Le monde continue d’être impacté par les perturbations liées à la crise du COVID, notamment les retards dans les chaînes d’approvisionnement, les fluctuations de la demande, les mesures de relance budgétaire et monétaire, les marchés du travail tendus, ainsi que les pressions inflationnistes, sans oublier les conséquences de la guerre en Ukraine.
L’effondrement économique a d'abord été évité grâce à des excédents budgétaires et un assouplissement monétaire. Désormais, ces mesures ont fait place à un resserrement monétaire, et la question est de savoir quand la prochaine récession aura lieu. Ces évolutions importantes entraînent trois conséquences majeures :
Tout d'abord, en ces temps de grande volatilité, où les paramètres économiques sortent de leur cadre habituel, il est très difficile de faire des prévisions précises à court terme, car la plupart des modèles économiques ne sont pas correctement calibrés pour un tel contexte. Par exemple, établir des anticipations sur le PIB ou l’IPC devient un exercice périlleux.
L'incertitude s'est, par ailleurs, considérablement accrue, notamment celle liée à la politique économique et aux activités des entreprises. Cela complique la prise de décision sur le plan économique, mais a également un impact négatif sur les actifs risqués.
Enfin, ces changements ont eu un impact fondamental sur les marchés de taux. Compte tenu de l'inflation exceptionnellement élevée et de la réaction de la banque centrale, les taux d'intérêt ont été réévalués de manière significative. Il n'existe pas de précédent similaire qui pourrait servir de référence afin d’évaluer les futurs taux d'intérêt. Même une comparaison avec les années 1980 présente trop peu de similarités. Par conséquent, le marché n'a pas de références en matière de fixation des prix et navigue à vue.
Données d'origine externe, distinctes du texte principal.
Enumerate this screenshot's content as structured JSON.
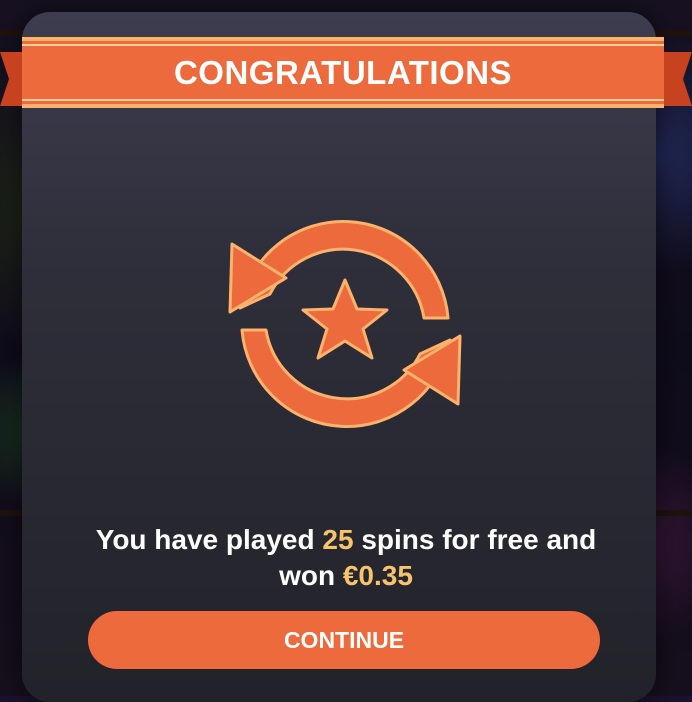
{
  "modal": {
    "title": "CONGRATULATIONS",
    "message": {
      "line1_prefix": "You have played ",
      "spins": "25",
      "line1_suffix": " spins for free and",
      "line2_prefix": "won ",
      "amount": "€0.35"
    },
    "continue_label": "CONTINUE",
    "icon": "free-spins-icon"
  },
  "colors": {
    "accent": "#ec6a3c",
    "accent_outline": "#ffb26c",
    "highlight_text": "#f7c46c",
    "panel_top": "#3e3d4f",
    "panel_bottom": "#222229"
  }
}
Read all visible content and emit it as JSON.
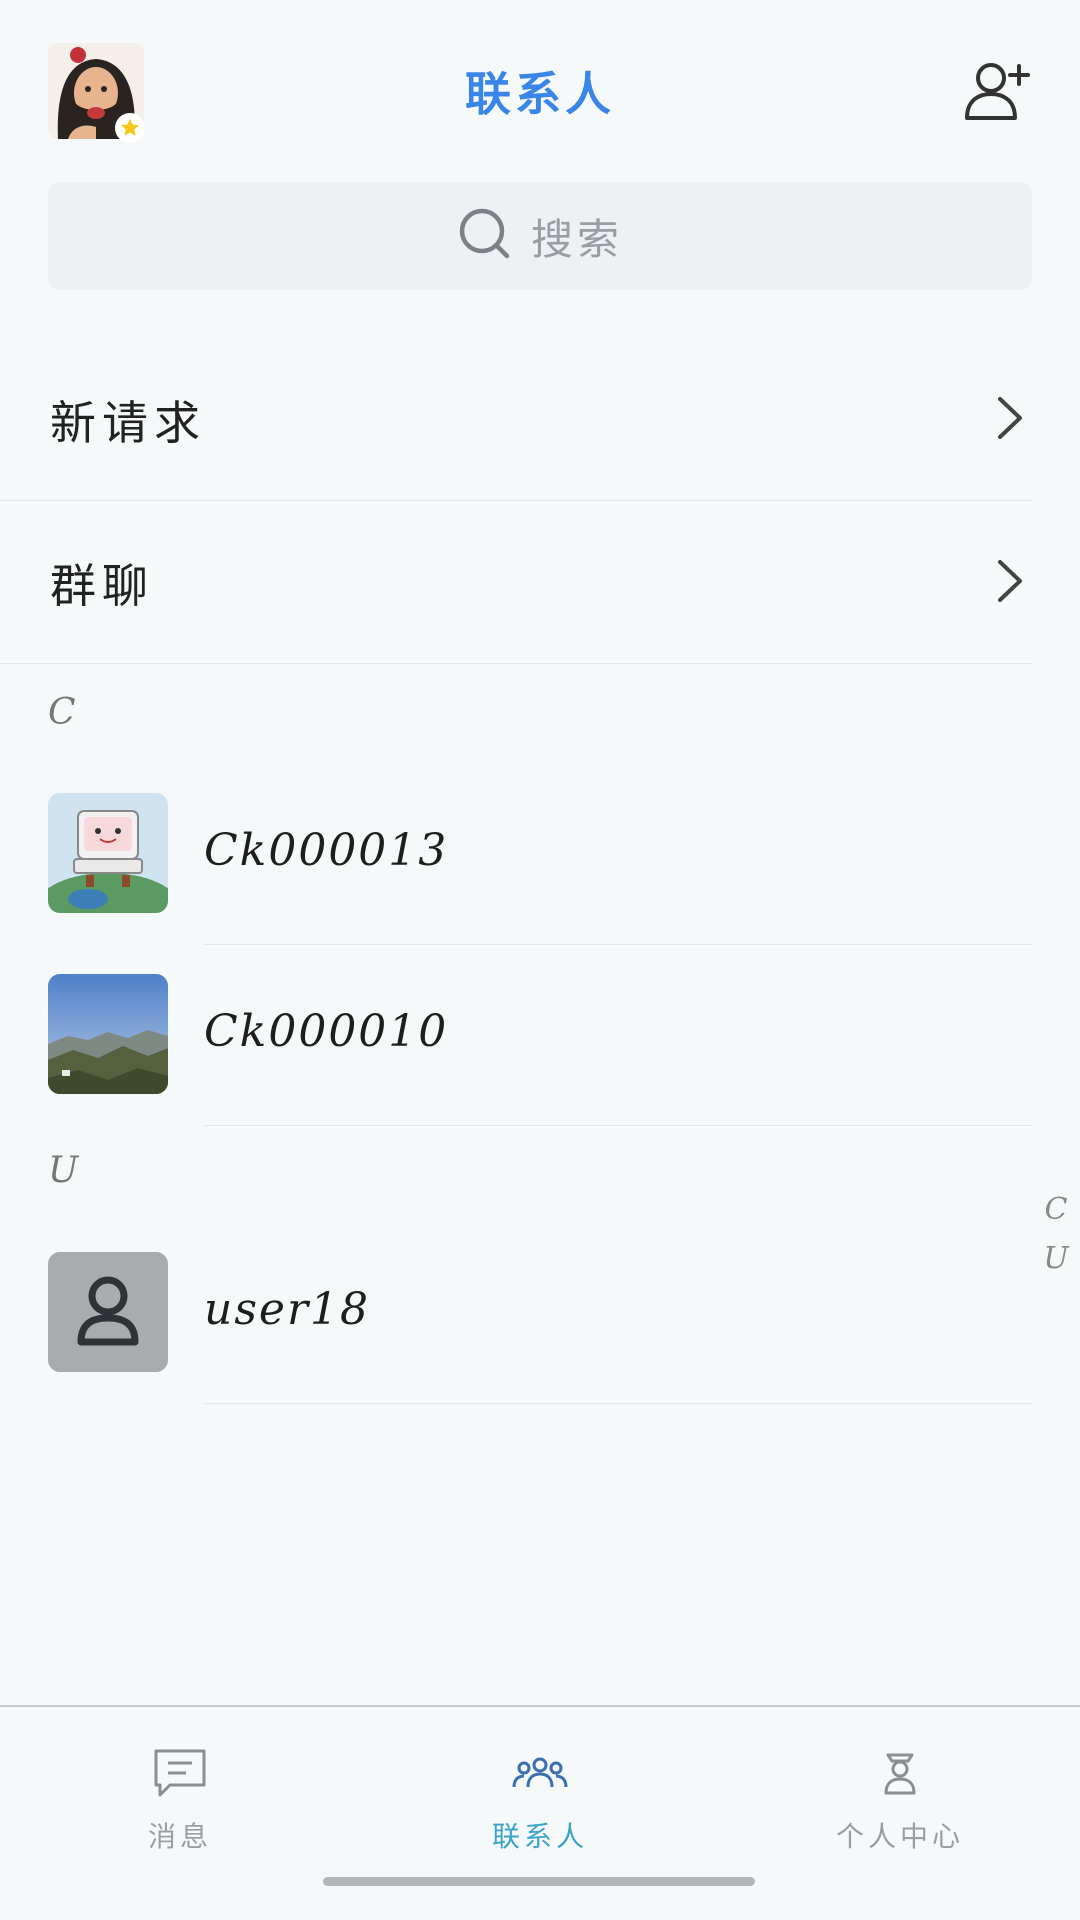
{
  "header": {
    "title": "联系人",
    "avatar_icon": "user-avatar",
    "badge_icon": "star-icon",
    "add_icon": "add-person-icon"
  },
  "search": {
    "placeholder": "搜索",
    "icon": "search-icon"
  },
  "menu": [
    {
      "label": "新请求",
      "icon": "chevron-right-icon"
    },
    {
      "label": "群聊",
      "icon": "chevron-right-icon"
    }
  ],
  "sections": [
    {
      "letter": "C",
      "contacts": [
        {
          "name": "Ck000013"
        },
        {
          "name": "Ck000010"
        }
      ]
    },
    {
      "letter": "U",
      "contacts": [
        {
          "name": "user18"
        }
      ]
    }
  ],
  "index_bar": [
    "C",
    "U"
  ],
  "tabbar": {
    "tabs": [
      {
        "label": "消息",
        "icon": "message-icon",
        "active": false
      },
      {
        "label": "联系人",
        "icon": "contacts-icon",
        "active": true
      },
      {
        "label": "个人中心",
        "icon": "profile-icon",
        "active": false
      }
    ],
    "active_color": "#3aa3c8",
    "inactive_color": "#9a9ea4"
  },
  "colors": {
    "accent": "#3a86e8",
    "background": "#f6f9fa"
  }
}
Cela entraîne une plus grande volatilité et des prix parfois irréguliers, ce qui rend les prévisions à court terme très délicates.
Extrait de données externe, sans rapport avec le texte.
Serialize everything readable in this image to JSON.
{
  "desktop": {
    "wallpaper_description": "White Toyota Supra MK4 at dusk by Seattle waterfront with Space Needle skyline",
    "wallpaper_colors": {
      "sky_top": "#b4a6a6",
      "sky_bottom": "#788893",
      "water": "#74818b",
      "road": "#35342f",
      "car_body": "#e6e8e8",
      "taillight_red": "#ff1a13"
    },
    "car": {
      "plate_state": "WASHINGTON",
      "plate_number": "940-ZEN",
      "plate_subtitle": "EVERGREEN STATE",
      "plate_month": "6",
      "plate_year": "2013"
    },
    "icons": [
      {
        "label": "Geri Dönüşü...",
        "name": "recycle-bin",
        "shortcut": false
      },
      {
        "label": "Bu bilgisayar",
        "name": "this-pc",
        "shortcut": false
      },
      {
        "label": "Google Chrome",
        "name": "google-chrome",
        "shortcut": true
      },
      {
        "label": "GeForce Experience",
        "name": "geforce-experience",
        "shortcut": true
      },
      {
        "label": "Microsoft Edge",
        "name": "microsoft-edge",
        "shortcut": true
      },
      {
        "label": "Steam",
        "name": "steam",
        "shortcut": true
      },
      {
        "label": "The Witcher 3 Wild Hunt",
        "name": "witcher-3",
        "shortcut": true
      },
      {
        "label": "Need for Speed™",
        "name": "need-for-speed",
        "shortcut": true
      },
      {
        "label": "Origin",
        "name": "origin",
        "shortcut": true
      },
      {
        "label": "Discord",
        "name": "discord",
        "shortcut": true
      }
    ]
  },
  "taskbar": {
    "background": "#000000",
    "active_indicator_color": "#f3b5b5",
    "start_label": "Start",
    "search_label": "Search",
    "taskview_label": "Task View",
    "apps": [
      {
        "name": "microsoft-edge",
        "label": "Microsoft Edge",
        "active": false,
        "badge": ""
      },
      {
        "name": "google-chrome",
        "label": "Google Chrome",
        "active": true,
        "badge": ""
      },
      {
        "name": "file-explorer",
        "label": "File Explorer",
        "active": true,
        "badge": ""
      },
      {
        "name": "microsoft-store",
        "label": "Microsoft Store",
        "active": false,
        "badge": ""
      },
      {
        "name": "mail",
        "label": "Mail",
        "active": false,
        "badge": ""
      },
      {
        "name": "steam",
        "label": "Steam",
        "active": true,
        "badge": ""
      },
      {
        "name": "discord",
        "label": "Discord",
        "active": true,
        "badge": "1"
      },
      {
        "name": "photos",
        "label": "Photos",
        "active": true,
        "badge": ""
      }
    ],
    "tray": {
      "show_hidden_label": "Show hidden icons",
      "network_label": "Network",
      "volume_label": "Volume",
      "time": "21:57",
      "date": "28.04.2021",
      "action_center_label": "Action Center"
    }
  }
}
C'est pourquoi, nous nous concentrons plutôt sur une vision à moyen terme en ce qui concerne nos perspectives obligataires : il s'agit de déterminer nos orientations et d’anticiper les renversements de tendances.
En ce qui concerne les perspectives du crédit, nous restons généralement prudents et privilégions les obligations investment grade. Voici pourquoi : nous sommes préoccupés par la rentabilité des entreprises. Le CEO confidence indicator, un indicateur américain mesurant la confiance des chefs d'entreprises dans l'économie à un an, met au jour une faiblesse qui, historiquement, a auguré de ralentissements économiques et de spreads plus élevés pour les obligations high yield. En revanche, l’investment grade a déjà connu un élargissement significatif de ses spreads qui, d’un point de vue historique, est allé très loin.
Un élargissement significatif est également visible pour les obligations à haut rendement. Toutefois, compte tenu de nos perspectives économiques prudentes et du fait qu’historiquement, les spreads des obligations high yield ont tendance à s’élargir sur de plus longues périodes, nous restons plus prudents sur cette classe d’actifs. En outre, l’investment grade bénéficie du soutien potentiel de la BCE, ou certainement du réinvestissement des obligations arrivant à échéance détenues par la BCE.
Les obligations convertibles sont dans une situation similaire à celle des obligations à haut rendement. Néanmoins, comme elles ont davantage souffert, leur faible coût les rend relativement attrayantes, mais nous considérons qu'il est encore trop tôt pour y revenir.
Ces observations sur le crédit influencent notre positionnement par rapport aux taux d'intérêt. Nous avons déjà mentionné les perspectives moins encourageantes concernant les entreprises. Le consommateur, quant à lui, est frappé par une perte de pouvoir d'achat réel due à une inflation supérieure aux augmentations de salaires. Par conséquent, il puise dans son épargne COVID restante et commence à emprunter davantage. C'est un comportement typique de fin de cycle.
Les observations concernant les entreprises et les consommateurs amènent à s'interroger sur la force du cycle actuel de resserrement des taux. Les marchés anticipent déjà que les banques centrales commenceront à assouplir leur politique monétaire d'ici deux à trois ans.
Compte tenu de l'incertitude qui demeure sur l'inflation, nous souhaitons rester exposés aux obligations indexées sur l'inflation et conserver leur surpondération. L'équilibre entre une croissance plus faible et une inflation élevée est complexe. Dans l'ensemble, nous restons légèrement sous-pondérés en duration, car les taux ont récemment baissé et un certain ralentissement est donc déjà anticipé.
Les banques centrales des marchés émergents ont resserré les conditions financières bien avant les marchés développés, ramenant les écarts de taux réels aux niveaux d'avant crise. Le carry est donc revenu à des niveaux attractifs, mais nous nous méfions des crédits de moins bonne qualité, car les problèmes de déficit causés par la crise sanitaire risquent de peser sur les bilans.